I gingerly pick up certain objects in the type tray: the one inch by once inch Bible (if you get a magnifying glass you can read it. It really is the book of John in the world’s smallest font.) Or my father’s white leather baby shoe or the thumb-sized, spray-painted chunk of the Berlin Wall. Also in the type tray is the little dog mitten my mom sewed for a dog who raced in the Iditarod the year we lived in Alaska.
When my six year old son was two years old he took a liking to teeny tiny toys. He wanted to always have one in his hand. I think he meant to call them, “littles” but the word that came out was “giggles.” It became his word for small special objects…giggles.
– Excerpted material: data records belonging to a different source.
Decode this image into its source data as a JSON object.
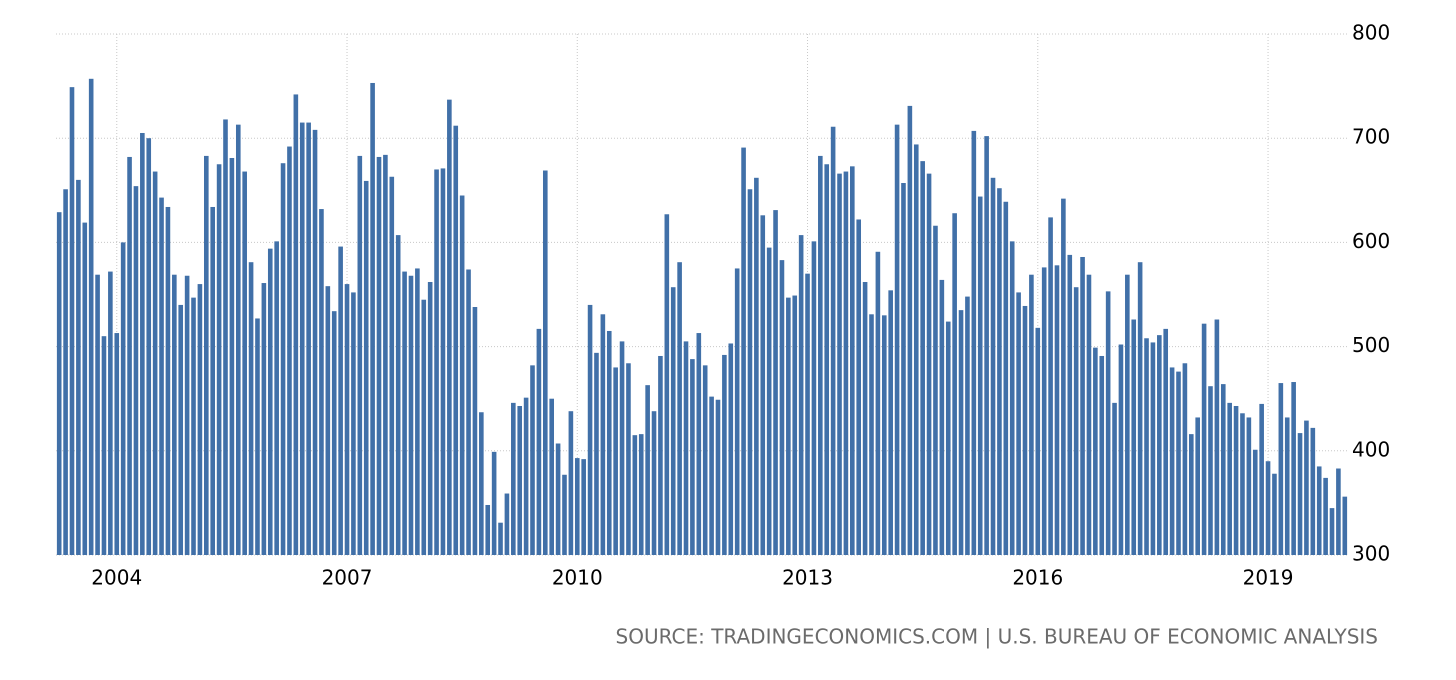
{
  "chart_data": {
    "type": "bar",
    "source": "SOURCE: TRADINGECONOMICS.COM | U.S. BUREAU OF ECONOMIC ANALYSIS",
    "categories": [
      null,
      null,
      null,
      null,
      null,
      null,
      null,
      null,
      null,
      "2004",
      null,
      null,
      null,
      null,
      null,
      null,
      null,
      null,
      null,
      null,
      null,
      null,
      null,
      null,
      null,
      null,
      null,
      null,
      null,
      null,
      null,
      null,
      null,
      null,
      null,
      null,
      null,
      null,
      null,
      null,
      null,
      null,
      null,
      null,
      null,
      "2007",
      null,
      null,
      null,
      null,
      null,
      null,
      null,
      null,
      null,
      null,
      null,
      null,
      null,
      null,
      null,
      null,
      null,
      null,
      null,
      null,
      null,
      null,
      null,
      null,
      null,
      null,
      null,
      null,
      null,
      null,
      null,
      null,
      null,
      null,
      null,
      "2010",
      null,
      null,
      null,
      null,
      null,
      null,
      null,
      null,
      null,
      null,
      null,
      null,
      null,
      null,
      null,
      null,
      null,
      null,
      null,
      null,
      null,
      null,
      null,
      null,
      null,
      null,
      null,
      null,
      null,
      null,
      null,
      null,
      null,
      null,
      null,
      "2013",
      null,
      null,
      null,
      null,
      null,
      null,
      null,
      null,
      null,
      null,
      null,
      null,
      null,
      null,
      null,
      null,
      null,
      null,
      null,
      null,
      null,
      null,
      null,
      null,
      null,
      null,
      null,
      null,
      null,
      null,
      null,
      null,
      null,
      null,
      null,
      "2016",
      null,
      null,
      null,
      null,
      null,
      null,
      null,
      null,
      null,
      null,
      null,
      null,
      null,
      null,
      null,
      null,
      null,
      null,
      null,
      null,
      null,
      null,
      null,
      null,
      null,
      null,
      null,
      null,
      null,
      null,
      null,
      null,
      null,
      null,
      null,
      "2019",
      null,
      null,
      null,
      null,
      null,
      null,
      null,
      null,
      null,
      null,
      null,
      null
    ],
    "values": [
      629,
      651,
      749,
      660,
      619,
      757,
      569,
      510,
      572,
      513,
      600,
      682,
      654,
      705,
      700,
      668,
      643,
      634,
      569,
      540,
      568,
      547,
      560,
      683,
      634,
      675,
      718,
      681,
      713,
      668,
      581,
      527,
      561,
      594,
      601,
      676,
      692,
      742,
      715,
      715,
      708,
      632,
      558,
      534,
      596,
      560,
      552,
      683,
      659,
      753,
      682,
      684,
      663,
      607,
      572,
      568,
      575,
      545,
      562,
      670,
      671,
      737,
      712,
      645,
      574,
      538,
      437,
      348,
      399,
      331,
      359,
      446,
      443,
      451,
      482,
      517,
      669,
      450,
      407,
      377,
      438,
      393,
      392,
      540,
      494,
      531,
      515,
      480,
      505,
      484,
      415,
      416,
      463,
      438,
      491,
      627,
      557,
      581,
      505,
      488,
      513,
      482,
      452,
      449,
      492,
      503,
      575,
      691,
      651,
      662,
      626,
      595,
      631,
      583,
      547,
      549,
      607,
      570,
      601,
      683,
      675,
      711,
      666,
      668,
      673,
      622,
      562,
      531,
      591,
      530,
      554,
      713,
      657,
      731,
      694,
      678,
      666,
      616,
      564,
      524,
      628,
      535,
      548,
      707,
      644,
      702,
      662,
      652,
      639,
      601,
      552,
      539,
      569,
      518,
      576,
      624,
      578,
      642,
      588,
      557,
      586,
      569,
      499,
      491,
      553,
      446,
      502,
      569,
      526,
      581,
      508,
      504,
      511,
      517,
      480,
      476,
      484,
      416,
      432,
      522,
      462,
      526,
      464,
      446,
      443,
      436,
      432,
      401,
      445,
      390,
      378,
      465,
      432,
      466,
      417,
      429,
      422,
      385,
      374,
      345,
      383,
      356
    ],
    "color": "#4170a8",
    "ylim": [
      300,
      800
    ],
    "yticks": [
      300,
      400,
      500,
      600,
      700,
      800
    ],
    "grid": true
  }
}
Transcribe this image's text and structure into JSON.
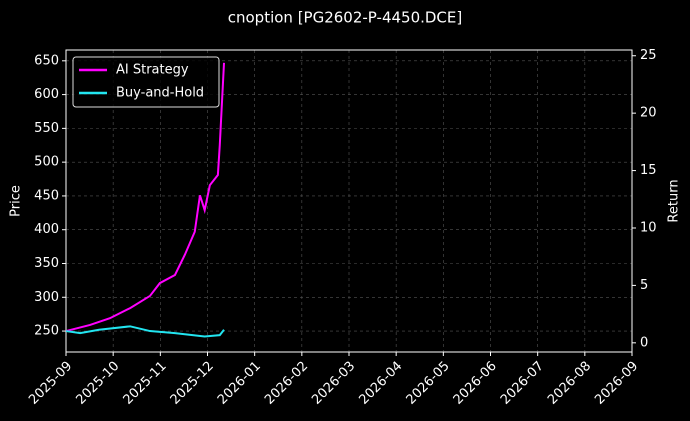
{
  "chart_data": {
    "type": "line",
    "title": "cnoption [PG2602-P-4450.DCE]",
    "ylabel": "Price",
    "y2label": "Return",
    "xlim": [
      0,
      12
    ],
    "xticks": [
      {
        "value": 0,
        "label": "2025-09"
      },
      {
        "value": 1,
        "label": "2025-10"
      },
      {
        "value": 2,
        "label": "2025-11"
      },
      {
        "value": 3,
        "label": "2025-12"
      },
      {
        "value": 4,
        "label": "2026-01"
      },
      {
        "value": 5,
        "label": "2026-02"
      },
      {
        "value": 6,
        "label": "2026-03"
      },
      {
        "value": 7,
        "label": "2026-04"
      },
      {
        "value": 8,
        "label": "2026-05"
      },
      {
        "value": 9,
        "label": "2026-06"
      },
      {
        "value": 10,
        "label": "2026-07"
      },
      {
        "value": 11,
        "label": "2026-08"
      },
      {
        "value": 12,
        "label": "2026-09"
      }
    ],
    "ylim": [
      219,
      666
    ],
    "yticks": [
      250,
      300,
      350,
      400,
      450,
      500,
      550,
      600,
      650
    ],
    "y2lim": [
      -0.8,
      25.5
    ],
    "y2ticks": [
      0,
      5,
      10,
      15,
      20,
      25
    ],
    "grid": true,
    "legend": "upper left",
    "series": [
      {
        "name": "AI Strategy",
        "color": "#ff00ff",
        "x": [
          0,
          0.51,
          0.93,
          1.36,
          1.78,
          1.99,
          2.31,
          2.52,
          2.73,
          2.84,
          2.94,
          3.05,
          3.22,
          3.26,
          3.35
        ],
        "values": [
          250,
          259,
          269,
          284,
          302,
          321,
          333,
          363,
          397,
          451,
          429,
          466,
          481,
          525,
          647
        ]
      },
      {
        "name": "Buy-and-Hold",
        "color": "#22e5f0",
        "x": [
          0,
          0.3,
          0.7,
          1.36,
          1.78,
          2.31,
          2.94,
          3.26,
          3.35
        ],
        "values": [
          250,
          247,
          252,
          257,
          250,
          247,
          242,
          244,
          252
        ]
      }
    ]
  }
}
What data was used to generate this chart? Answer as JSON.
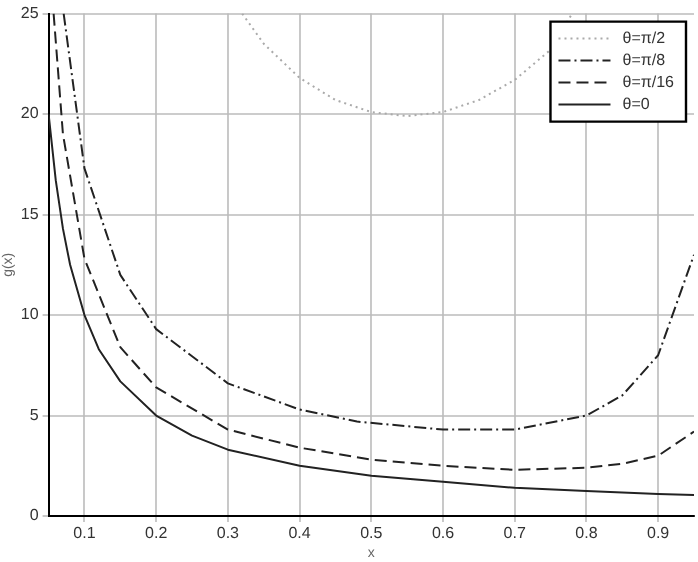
{
  "chart_data": {
    "type": "line",
    "xlabel": "x",
    "ylabel": "g(x)",
    "xlim": [
      0.05,
      0.95
    ],
    "xticks": [
      0.1,
      0.2,
      0.3,
      0.4,
      0.5,
      0.6,
      0.7,
      0.8,
      0.9
    ],
    "ylim": [
      0,
      25
    ],
    "yticks": [
      0,
      5,
      10,
      15,
      20,
      25
    ],
    "grid": true,
    "legend": "top right",
    "marker": "none",
    "series": [
      {
        "name": "θ=π/2",
        "color": "#aaaaaa",
        "line_style": "dotted",
        "x": [
          0.32,
          0.35,
          0.4,
          0.45,
          0.5,
          0.55,
          0.6,
          0.65,
          0.7,
          0.75,
          0.78
        ],
        "values": [
          25,
          23.5,
          21.8,
          20.7,
          20.1,
          19.9,
          20.1,
          20.7,
          21.7,
          23.2,
          25
        ]
      },
      {
        "name": "θ=π/8",
        "color": "#222222",
        "line_style": "dashdot",
        "x": [
          0.071,
          0.1,
          0.15,
          0.2,
          0.3,
          0.4,
          0.48,
          0.6,
          0.7,
          0.8,
          0.85,
          0.9,
          0.95
        ],
        "values": [
          25,
          17.3,
          12,
          9.3,
          6.6,
          5.3,
          4.7,
          4.3,
          4.3,
          5.0,
          6.0,
          8.0,
          13.0
        ]
      },
      {
        "name": "θ=π/16",
        "color": "#222222",
        "line_style": "dashed",
        "x": [
          0.057,
          0.07,
          0.1,
          0.15,
          0.2,
          0.3,
          0.4,
          0.5,
          0.6,
          0.7,
          0.8,
          0.85,
          0.9,
          0.95
        ],
        "values": [
          25,
          19,
          12.8,
          8.4,
          6.4,
          4.3,
          3.4,
          2.8,
          2.5,
          2.3,
          2.4,
          2.6,
          3.0,
          4.2
        ]
      },
      {
        "name": "θ=0",
        "color": "#222222",
        "line_style": "solid",
        "x": [
          0.05,
          0.06,
          0.07,
          0.08,
          0.1,
          0.12,
          0.15,
          0.2,
          0.25,
          0.3,
          0.4,
          0.5,
          0.6,
          0.7,
          0.8,
          0.9,
          0.95
        ],
        "values": [
          20,
          16.7,
          14.3,
          12.5,
          10,
          8.3,
          6.7,
          5,
          4,
          3.3,
          2.5,
          2,
          1.7,
          1.4,
          1.25,
          1.1,
          1.05
        ]
      }
    ]
  }
}
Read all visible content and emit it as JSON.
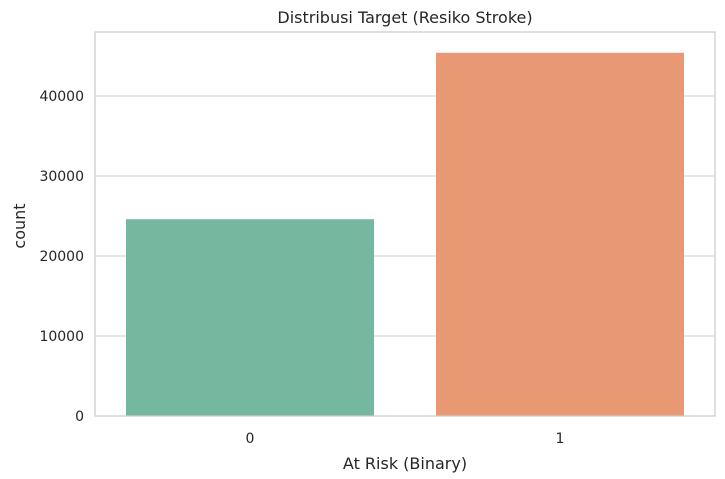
{
  "chart_data": {
    "type": "bar",
    "title": "Distribusi Target (Resiko Stroke)",
    "xlabel": "At Risk (Binary)",
    "ylabel": "count",
    "categories": [
      "0",
      "1"
    ],
    "values": [
      24600,
      45400
    ],
    "colors": [
      "#76b7a0",
      "#e99874"
    ],
    "ylim": [
      0,
      48000
    ],
    "yticks": [
      0,
      10000,
      20000,
      30000,
      40000
    ],
    "ytick_labels": [
      "0",
      "10000",
      "20000",
      "30000",
      "40000"
    ],
    "grid": "y",
    "legend": "none"
  }
}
It was the perfect word, one that our family adopted. And over the next several years he collected all sorts of giggles: tiny animal figurines, little trains, shiny rocks.
Last week I found an old type tray in my in-laws garage, so I brought it back home to Austin. I spray painted it and today I surprised Ace with it. He was speechless with happiness as he placed each giggle inside just the right cubby. I gave him some quality alone time with his type tray. But as I walked away I had to ponder it all.
Why do modest objects feel most precious in the end? Why does holding a tiny trinket make your heart beat faster? What is God’s love toward small, seemingly insignificant things?
Micah 5:2 “But you, O Bethlehem Ephrathah, who are too little to be among the clans of Judah, from you shall come forth for me one who is to be ruler in Israel, whose coming forth is from of old, from ancient days.
Matthew 17:20 “He said to them, “Because of your little faith. For truly, I say to you, if you have faith like a grain of mustard seed, you will say to this mountain, ‘Move from here to there,’ and it will move, and nothing will be impossible for you.”
Psalm 91:4 “He will cover you with his pinions, and under his wings you will find refuge; his faithfulness is a shield and buckler.”
It is God’s pleasure to set us down right where we should be.  He delights in the smallest of treasures.  He wants us for his own.   I have only to dwell in his delight and from there springs my felicity.